Monetary stimulus around the world is a contributing factor in our current asset allocation and investment strategy. We have been taking money out of the US, which is the most expensive of the major regions and where earnings and share price momentum has started to deteriorate versus other parts of the world. It appears that QE has done its work by helping the US economy on to a surer footing and our view is that a lot of equity upside from that is reflected in current valuations.
However, we see opportunities to benefit from ongoing monetary and economic stimulus in other regions. We have been putting some of the proceeds of our reduced US exposure into Europe, Japan and to some extent Asia Pacific – markets in which we are modestly overweight and where we feel there are equity gains to be had as a result of QE and other stimulus policies.
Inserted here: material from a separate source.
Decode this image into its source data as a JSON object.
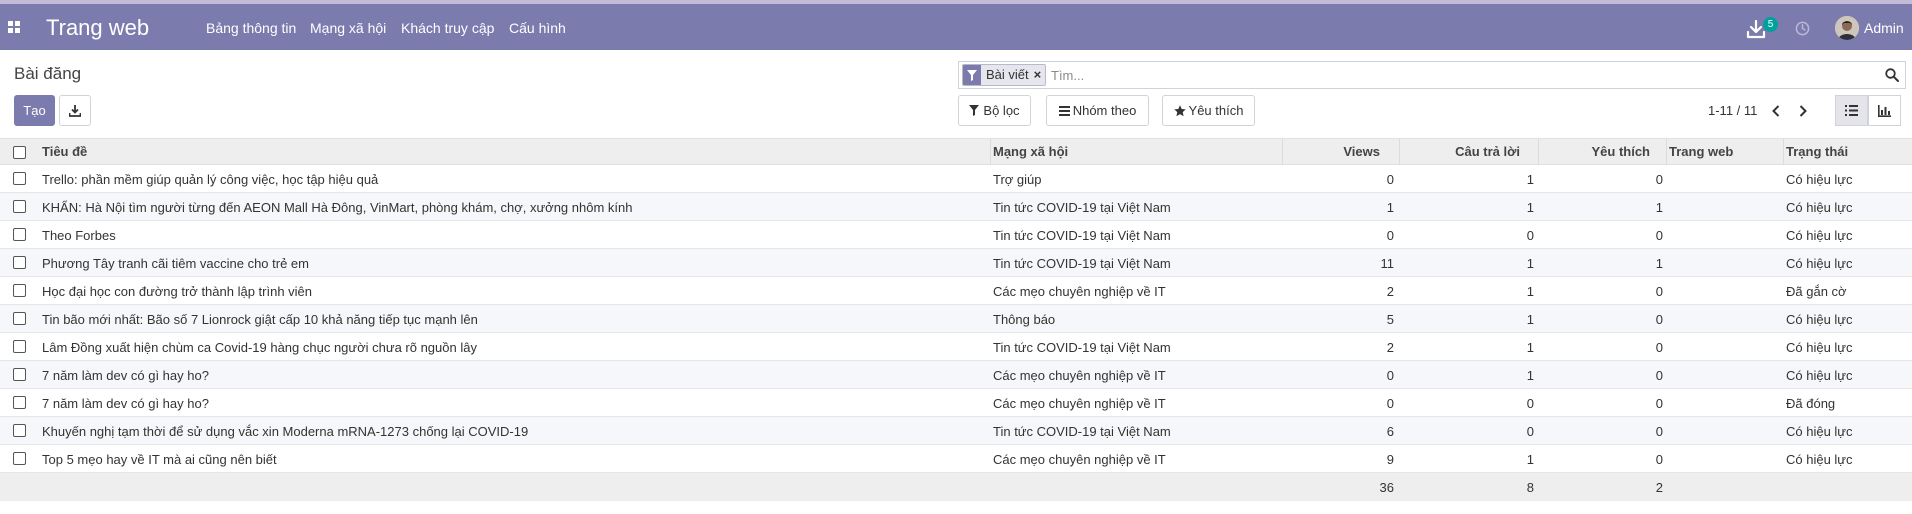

We are underweight the UK but following the General Election result, we have added to domestically-facing UK cyclical stocks, such as house builders and financials. We think these will benefit from the positive effect of the Conservative majority on consumer and business confidence.
Our investment philosophy is such that we are always looking for long-term positions. At stock level that often means businesses in a niche or specialist area, with unique or differentiated products and services which give them strong competitive advantages and market share. We’ve found some interesting opportunities on these lines in the UK engineering sector lately, which we are currently weighing up.
Elsewhere, we have been increasing our underweight in fixed income on concerns about flows from the bond market in anticipation of interest rates rising. We’re not expecting an all-out panic, but if investors start to see sustained losses in the bond part of their portfolio – supposedly a ‘lower risk’ asset class – then selling momentum could build.